Tanti vanno all’estero… «Le nuove generazioni, quelle in età fertile, vanno a studiare o lavorare all’estero e lasciano il Paese al suo declino. La metafora della mucillagine rende bene l’idea: monadi scomposte che si riaggregano in poltiglie indistinte, senza un collante che le unisca in nome diunbene comune o di un progetto familiare. Non c’è più la speranza di migliorare, di crescere».

Ma una persona senza prospettive in Italia che dovrebbe fare? Ah già, fare figli. Così, per senso di comunità.

 

 

—- Ma il mondo come fa? —-

Se l’analisi di De Rita avesse senso dovremmo trovare gli stessi trend anche nelle altre economie avanzate, non è  che i social media siano presenti solo in Italia. Prima di procedere una premessa banale: la riduzione della natalità è comune a tutte le economie avanzate quale che sia la cultura, la religione o l’organizzazione socio-economica d’appartenenza. In una società pre-industriale i figli sono un investimento, in una post-industriale con il welfare sono un costo.

E così ecco l’Europa [5]:

Total fertility rate

E l’andamento americano per gruppo etnico della madre [6]:

Total fertility rates USA

Giappone, Cina e Corea sono nelle stesse condizioni e lo stesso vale per la Russia.

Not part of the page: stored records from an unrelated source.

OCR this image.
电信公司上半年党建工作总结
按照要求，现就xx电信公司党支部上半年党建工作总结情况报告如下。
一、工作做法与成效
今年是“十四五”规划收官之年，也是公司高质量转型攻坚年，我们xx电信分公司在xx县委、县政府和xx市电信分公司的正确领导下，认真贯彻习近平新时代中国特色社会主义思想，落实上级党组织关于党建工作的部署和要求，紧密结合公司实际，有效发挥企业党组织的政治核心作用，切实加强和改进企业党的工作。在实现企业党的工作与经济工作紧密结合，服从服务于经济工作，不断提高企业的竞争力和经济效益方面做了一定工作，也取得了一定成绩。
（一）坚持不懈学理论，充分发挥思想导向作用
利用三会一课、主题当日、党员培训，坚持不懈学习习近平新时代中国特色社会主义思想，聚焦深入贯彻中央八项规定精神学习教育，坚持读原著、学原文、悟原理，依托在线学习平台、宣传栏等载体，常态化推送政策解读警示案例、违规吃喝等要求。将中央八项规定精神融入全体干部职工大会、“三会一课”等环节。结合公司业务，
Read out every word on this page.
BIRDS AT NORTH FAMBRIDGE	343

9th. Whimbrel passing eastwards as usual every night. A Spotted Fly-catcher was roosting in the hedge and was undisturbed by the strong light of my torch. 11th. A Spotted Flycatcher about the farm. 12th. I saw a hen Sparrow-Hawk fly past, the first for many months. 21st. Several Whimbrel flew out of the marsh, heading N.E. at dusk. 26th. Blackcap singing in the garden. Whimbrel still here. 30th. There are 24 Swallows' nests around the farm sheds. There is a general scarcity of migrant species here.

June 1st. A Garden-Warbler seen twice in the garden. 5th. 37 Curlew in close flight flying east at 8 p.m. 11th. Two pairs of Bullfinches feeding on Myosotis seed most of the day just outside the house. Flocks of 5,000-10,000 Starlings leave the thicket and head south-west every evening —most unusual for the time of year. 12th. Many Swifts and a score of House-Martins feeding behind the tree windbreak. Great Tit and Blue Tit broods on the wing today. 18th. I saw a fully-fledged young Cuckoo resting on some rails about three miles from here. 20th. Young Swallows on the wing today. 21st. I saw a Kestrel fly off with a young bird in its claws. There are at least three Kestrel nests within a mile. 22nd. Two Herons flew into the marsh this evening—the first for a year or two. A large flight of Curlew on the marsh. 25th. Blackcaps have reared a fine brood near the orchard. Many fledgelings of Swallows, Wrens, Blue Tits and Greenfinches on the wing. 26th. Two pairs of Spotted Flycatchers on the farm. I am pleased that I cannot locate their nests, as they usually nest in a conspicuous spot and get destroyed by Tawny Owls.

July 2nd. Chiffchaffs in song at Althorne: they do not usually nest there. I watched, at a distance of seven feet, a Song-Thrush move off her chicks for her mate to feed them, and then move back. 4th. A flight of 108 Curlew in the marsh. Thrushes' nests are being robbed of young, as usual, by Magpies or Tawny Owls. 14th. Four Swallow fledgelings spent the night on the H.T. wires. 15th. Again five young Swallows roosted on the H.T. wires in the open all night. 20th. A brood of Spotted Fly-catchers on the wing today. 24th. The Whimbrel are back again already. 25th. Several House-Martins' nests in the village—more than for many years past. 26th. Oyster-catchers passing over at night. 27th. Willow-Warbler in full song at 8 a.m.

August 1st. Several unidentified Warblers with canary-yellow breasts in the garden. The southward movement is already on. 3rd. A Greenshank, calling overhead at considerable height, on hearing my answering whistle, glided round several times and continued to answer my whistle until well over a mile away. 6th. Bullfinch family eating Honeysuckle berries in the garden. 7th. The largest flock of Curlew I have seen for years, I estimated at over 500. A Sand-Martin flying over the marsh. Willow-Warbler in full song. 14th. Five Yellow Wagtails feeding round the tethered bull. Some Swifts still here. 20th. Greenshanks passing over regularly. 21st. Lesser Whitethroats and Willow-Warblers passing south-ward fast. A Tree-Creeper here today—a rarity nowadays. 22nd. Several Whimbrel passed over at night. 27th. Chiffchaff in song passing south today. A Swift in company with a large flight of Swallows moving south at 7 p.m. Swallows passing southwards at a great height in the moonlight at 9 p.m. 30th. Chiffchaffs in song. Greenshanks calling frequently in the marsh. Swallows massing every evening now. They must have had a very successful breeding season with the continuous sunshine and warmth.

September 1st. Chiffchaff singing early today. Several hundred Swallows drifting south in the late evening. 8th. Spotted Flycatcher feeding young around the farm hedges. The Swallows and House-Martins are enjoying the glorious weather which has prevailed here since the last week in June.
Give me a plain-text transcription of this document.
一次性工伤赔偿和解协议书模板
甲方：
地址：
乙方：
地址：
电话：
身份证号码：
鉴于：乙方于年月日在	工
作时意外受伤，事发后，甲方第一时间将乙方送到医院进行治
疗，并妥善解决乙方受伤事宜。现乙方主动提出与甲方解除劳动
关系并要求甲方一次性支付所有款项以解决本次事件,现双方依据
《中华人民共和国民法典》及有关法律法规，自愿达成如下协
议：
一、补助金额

Come al solito c’è chi fa meglio e chi fa peggio e dubito che la cosa sia dettata dall’influenza dei social media. Prendiamo l’Europa:

  • I peggiori sono i paesi periferici investiti dalla crisi del 2011;
  • La Polonia presenta una situazione negativa dovuta al pre-boom economico degli ultimi anni: parecchi polacchi hanno lasciato il paese;
  • I paesi migliori sono quelli che, guarda caso hanno investito nel sostegno alla natalità;

Alla fine, la storia è sempre quella: la culturalizzazione dei problemi permette di chiacchierare, chiacchierare e chiacchierare senza dover prendere provvedimenti drastici e costosi sul piano economico e del welfare (nonché del consenso politico). Il dualismo del mercato del lavoro italiano precari/garantiti post 1998 ha portato alla situazione attuale, il tutto peggiorato da un welfare inefficiente e mal concepito. Aggiungiamo vent’anni di stagnazione et voilà. Con buona pace di Facebook o Instagram.

 


[1] Cfr. https://www.c3dem.it/wp-content/uploads/2020/02/si-rifiutano-i-sacrifici-che-i-figli-richiedono-int-g.-de-rita-last.pdf

[2] Cfr. https://www.istat.it/it/files/2018/11/Report_Natalita_fecondita.pdf

[3] Cfr. https://tradingeconomics.com/italy/youth-unemployment-rate

[4] Cfr.https://www.istat.it/it/archivio/237933

[5] Cfr. https://jakubmarian.com/fertility-rate-by-region-in-europe/

[6] Cfr. https://hailtoyou.wordpress.com/2015/12/21/total-fertility-rates-by-race-in-the-usa-1980-2013/

Informazione

Questa voce è stata pubblicata il 20 febbraio 2020 da in Uncategorized con tag , , , , .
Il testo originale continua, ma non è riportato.